On this basis, we think together with Sequel for the future / a dance in 2043 / a dance in 2044 and its two authors and performers. The work deals with the future of dance as an art form. The choreographers are not busy with inventing its future; instead, during the research phase, they documented dance practitioners’ statements about the status of the art form (how they choose to do dance, and what is their practice’s past, present and future). In the performance, their stories become paradigms of reality, visions for potential aesthetic and geo-political alternative futures.
The piece is divided into two parts: the first deals with the future from the stand point of what already happened; meaning, the present tense of the first part is 2043. The second part begins with a slow count down into 2044, the future per se; meaning, to what never really had happened, but is presented in present continuous tense. Especially in the first part, Sequel for the Future speculates on the future of contemporary dance as fiction. It does not predict the future, it doesn’t produce knowledge about it. It experiments performatively with certain images of contemporary dance, which depict the future of dance as a form of representation from the perspective of time travellers, of voyagers presenting us a virtual 2043, in which “everybody is a contemporary dance artist”.
The second part is extremely different from the first in its presentation, and especially in its production mechanisms, spelled out in a voice over at the end of the first part: the two performers received a surprising support of 25,000 Euros from the Berlin Senate, which was announced after the piece was already completed. The second part revolves around a “simple” presence of the body and a “neat” sense of the economy of dance movements, performed in slow motion, movements and gestures that were performed in the first part.
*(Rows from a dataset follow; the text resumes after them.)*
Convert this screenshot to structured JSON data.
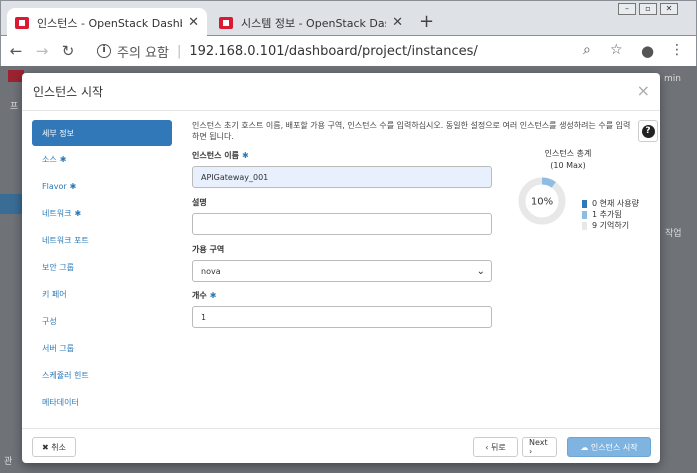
{
  "browser": {
    "tabs": [
      {
        "title": "인스턴스 - OpenStack Dashboar",
        "close": "✕"
      },
      {
        "title": "시스템 정보 - OpenStack Dashb",
        "close": "✕"
      }
    ],
    "new_tab": "+",
    "address": {
      "security_label": "주의 요함",
      "url": "192.168.0.101/dashboard/project/instances/"
    }
  },
  "background": {
    "right_text_1": "min",
    "right_text_2": "작업",
    "left_text_1": "프",
    "left_text_2": "관"
  },
  "modal": {
    "title": "인스턴스 시작",
    "close": "×",
    "help": "?",
    "nav": [
      {
        "label": "세부 정보",
        "required": false,
        "active": true
      },
      {
        "label": "소스",
        "required": true,
        "active": false
      },
      {
        "label": "Flavor",
        "required": true,
        "active": false
      },
      {
        "label": "네트워크",
        "required": true,
        "active": false
      },
      {
        "label": "네트워크 포트",
        "required": false,
        "active": false
      },
      {
        "label": "보안 그룹",
        "required": false,
        "active": false
      },
      {
        "label": "키 페어",
        "required": false,
        "active": false
      },
      {
        "label": "구성",
        "required": false,
        "active": false
      },
      {
        "label": "서버 그룹",
        "required": false,
        "active": false
      },
      {
        "label": "스케쥴러 힌트",
        "required": false,
        "active": false
      },
      {
        "label": "메타데이터",
        "required": false,
        "active": false
      }
    ],
    "required_mark": "✱",
    "description": "인스턴스 초기 호스트 이름, 배포할 가용 구역, 인스턴스 수를 입력하십시오. 동일한 설정으로 여러 인스턴스를 생성하려는 수를 입력하면 됩니다.",
    "fields": {
      "name_label": "인스턴스 이름",
      "name_value": "APIGateway_001",
      "desc_label": "설명",
      "desc_value": "",
      "zone_label": "가용 구역",
      "zone_value": "nova",
      "count_label": "개수",
      "count_value": "1"
    },
    "quota": {
      "title": "인스턴스 총계",
      "subtitle": "(10 Max)",
      "percent_label": "10%",
      "used_fraction": 0.1,
      "legend": [
        {
          "label": "0 현재 사용량",
          "color": "#3178b9"
        },
        {
          "label": "1 추가됨",
          "color": "#8fbde2"
        },
        {
          "label": "9 기억하기",
          "color": "#e8e8e8"
        }
      ]
    },
    "footer": {
      "cancel": "✖ 취소",
      "back": "‹ 뒤로",
      "next": "Next ›",
      "launch": "☁ 인스턴스 시작"
    }
  }
}
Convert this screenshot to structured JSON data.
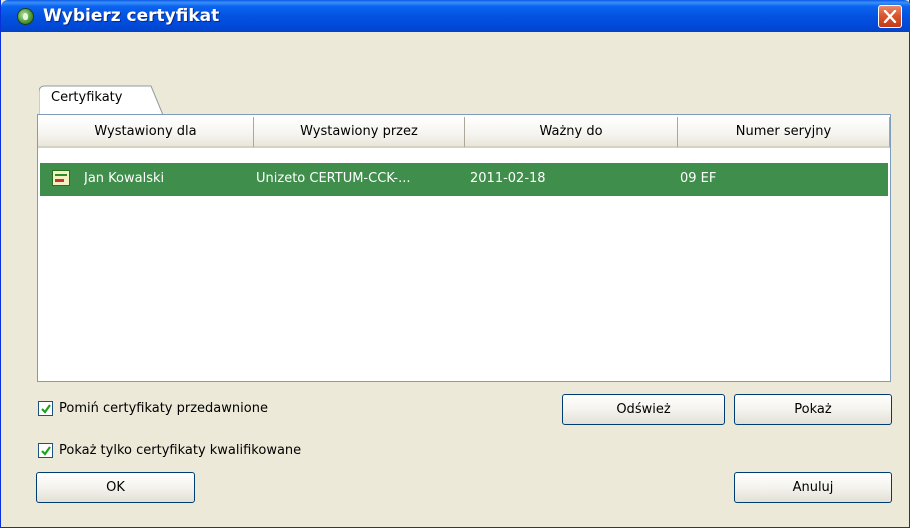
{
  "window": {
    "title": "Wybierz certyfikat"
  },
  "tabs": [
    {
      "label": "Certyfikaty",
      "selected": true
    }
  ],
  "table": {
    "columns": [
      "Wystawiony dla",
      "Wystawiony przez",
      "Ważny do",
      "Numer seryjny"
    ],
    "rows": [
      {
        "issued_to": "Jan Kowalski",
        "issued_by": "Unizeto CERTUM-CCK-...",
        "valid_to": "2011-02-18",
        "serial": "09 EF",
        "selected": true
      }
    ]
  },
  "options": {
    "skip_expired": {
      "label": "Pomiń certyfikaty przedawnione",
      "checked": true
    },
    "qualified_only": {
      "label": "Pokaż tylko certyfikaty kwalifikowane",
      "checked": true
    }
  },
  "buttons": {
    "refresh": "Odśwież",
    "show": "Pokaż",
    "ok": "OK",
    "cancel": "Anuluj"
  },
  "colors": {
    "titlebar": "#0453e0",
    "selection": "#3f8e4b",
    "close_button": "#d9552e",
    "check_mark": "#21a121"
  }
}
Throughout the whole piece, the performers act as “fools” and this general foolery is what we would like to single out here as a subversive mechanism of irony. This work inspired us to think about irony as an instrument for emptying out the medium of dance of all its representation and to thus expose its immanent connection with institutional critique. Moreover, it triggered our reflection on the consequences of this operation, raising the question “what is left?” afterwards.
The piece also offered some thoughts on the possibilities of gathering a collectivity around a notion that, devoid of representations and yet full of potentiality, opens up a shared reflection on the future of dance in order to propose an exercise of collective speculation that regards the future at large.
Speaking about Institutional Critique
“Sequel for the Future” is not a simplistic, positivistic speculation on the future of contemporary dance, but a methodological one. The performers were not sitting and talking about what will happen in the future of some dance practices, they were not transmitting or convincing any information, were not future tellers or artivists, building an ideological framework and imperatives regarding the future of the art form. In an interview with us, they described themselves as “pseudo-scientists” and stated that their research included putting dance practitioners statements in brackets. They asked two choreographers–one, who is 60 years old, who produced her crucial work in the 80’s, and another, who is active today–about their practices in the past, present and future, creating a script from their answers.
For us, the mere fact of reiteration in brackets was an ironic act installed as an instrument, which avoided the flux and coherence of representations of any knowable kind of dance, in order to interrupt it, to create a malfunction or a void in dance’s capacity to signify itself as administered art form.
For example, one of the choreographers interviewed during the research phase, prescribed dance as a manifestation of the universal law of extension, a branch in physics. “What is contemporary dance?” – he said – “it does not exist. Everything is movement, as we know from the Big bang… Everything is energy and information… To give time to things. This is choreography. Big stars cannot appear anymore… My parents said I was taking a big doll and dancing with it in 1983. I hope people will dance, not watch dance in 2043″.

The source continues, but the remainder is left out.